Understanding the Barotseland issue
By Sishuwa Sishuwa
“There is no country called Barotseland”, declared the President of #Zambia recently in response to the latest calls for secession from Lozi separatists in the western part of the country. The comment by Hichilema sparked public debate about the sources, nature, and manifestations of the Barotseland challenge. Much of this debate is however devoid of reliable and trusted information that locates the topic in a proper historical context.
To overcome this limitation, the Journal of Southern African Studies have temporarily made free-to-access the informative article on this link below.
The article, written by British historian Jack Hogan, traces the course and persistence of Lozi secessionism from 1890 to 2013 and serves as evidence of the quality research that is published in the Journal of Southern African Studies.
Of potential additional interest to the reader may be the text of the Barotseland Agreement – available on the link below – which defined the position of Barotseland within an independent Zambia and set out the basic pattern of the relationship between the ill-defined Lozi kingdom and the central authorities in Lusaka.

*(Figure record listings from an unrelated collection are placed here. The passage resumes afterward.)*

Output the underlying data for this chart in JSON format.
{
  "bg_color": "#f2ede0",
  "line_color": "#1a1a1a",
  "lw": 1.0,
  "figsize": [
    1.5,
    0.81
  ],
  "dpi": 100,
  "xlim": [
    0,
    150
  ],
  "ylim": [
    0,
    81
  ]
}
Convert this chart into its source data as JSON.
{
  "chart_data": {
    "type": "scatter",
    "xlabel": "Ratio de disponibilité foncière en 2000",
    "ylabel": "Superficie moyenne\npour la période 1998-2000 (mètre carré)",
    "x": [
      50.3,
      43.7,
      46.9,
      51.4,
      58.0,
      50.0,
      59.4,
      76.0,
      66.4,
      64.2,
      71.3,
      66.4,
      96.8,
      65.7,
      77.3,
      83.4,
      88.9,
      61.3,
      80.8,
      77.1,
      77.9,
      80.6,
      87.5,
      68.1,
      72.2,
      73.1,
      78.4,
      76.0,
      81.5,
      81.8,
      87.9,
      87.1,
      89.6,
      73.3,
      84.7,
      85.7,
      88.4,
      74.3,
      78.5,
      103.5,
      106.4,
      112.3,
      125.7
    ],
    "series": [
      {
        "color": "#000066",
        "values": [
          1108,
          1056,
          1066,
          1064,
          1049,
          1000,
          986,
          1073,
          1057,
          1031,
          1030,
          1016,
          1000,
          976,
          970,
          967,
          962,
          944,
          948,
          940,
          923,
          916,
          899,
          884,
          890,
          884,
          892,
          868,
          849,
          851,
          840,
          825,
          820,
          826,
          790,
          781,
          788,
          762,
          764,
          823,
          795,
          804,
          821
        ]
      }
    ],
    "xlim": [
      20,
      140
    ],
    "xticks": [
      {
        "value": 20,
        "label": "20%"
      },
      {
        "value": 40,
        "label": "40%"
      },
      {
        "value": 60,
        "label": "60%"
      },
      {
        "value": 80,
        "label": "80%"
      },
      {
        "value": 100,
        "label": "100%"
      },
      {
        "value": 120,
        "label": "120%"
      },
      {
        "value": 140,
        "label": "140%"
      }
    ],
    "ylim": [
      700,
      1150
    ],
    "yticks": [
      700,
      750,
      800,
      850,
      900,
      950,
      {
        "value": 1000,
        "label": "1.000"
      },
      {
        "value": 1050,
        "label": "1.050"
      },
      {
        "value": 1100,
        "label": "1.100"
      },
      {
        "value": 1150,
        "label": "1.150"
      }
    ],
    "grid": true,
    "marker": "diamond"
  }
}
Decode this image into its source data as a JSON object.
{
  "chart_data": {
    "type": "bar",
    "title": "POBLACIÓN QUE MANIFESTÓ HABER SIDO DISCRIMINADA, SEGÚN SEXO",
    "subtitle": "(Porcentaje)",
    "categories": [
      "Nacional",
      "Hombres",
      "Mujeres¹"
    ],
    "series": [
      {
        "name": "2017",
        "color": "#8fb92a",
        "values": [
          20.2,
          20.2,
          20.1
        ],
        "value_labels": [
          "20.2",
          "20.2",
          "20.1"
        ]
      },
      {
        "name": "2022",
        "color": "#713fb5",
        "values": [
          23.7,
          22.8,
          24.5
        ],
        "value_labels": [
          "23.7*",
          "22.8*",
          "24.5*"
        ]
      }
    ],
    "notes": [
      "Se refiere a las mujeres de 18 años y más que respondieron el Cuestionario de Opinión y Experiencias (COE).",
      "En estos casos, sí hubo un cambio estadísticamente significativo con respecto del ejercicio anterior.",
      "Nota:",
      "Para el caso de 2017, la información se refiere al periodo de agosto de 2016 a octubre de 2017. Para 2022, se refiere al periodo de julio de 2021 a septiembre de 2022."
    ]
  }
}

The Agreement was signed on 19 May 1964 – about five months before Zambia gained independence from Britain on 24 October that year – by Kenneth Kaunda (Prime Minister of Northern Rhodesia), Mwanawina Lewanika III, (the Litunga or King of Barotseland), and Duncan Sandys (British Secretary of State for Commonwealth Relations and for the Colonies).
Taken together, the research article and the Agreement should help guide the public discussion on this subject by those interested in understanding its evolution over time. I also devote significant attention to this recurring theme of Zambian political history in my book, Party Politics and Populism in Zambia.
Earlier, 46 years before Hogan published his article in 2014, a Canadian historian Gerald Caplan wrote another informative article titled ‘Barotseland: the secessionist challenge to Zambia’, available on the link below. Like Hogan’s, Caplan’s article, published in the Journal of Modern African Studies explains the historical background of the Barotseland challenge, the motives of the Lozi ruling class in demanding secession, and the methods which successive colonial and independent governments have employed in response to this persistent challenge.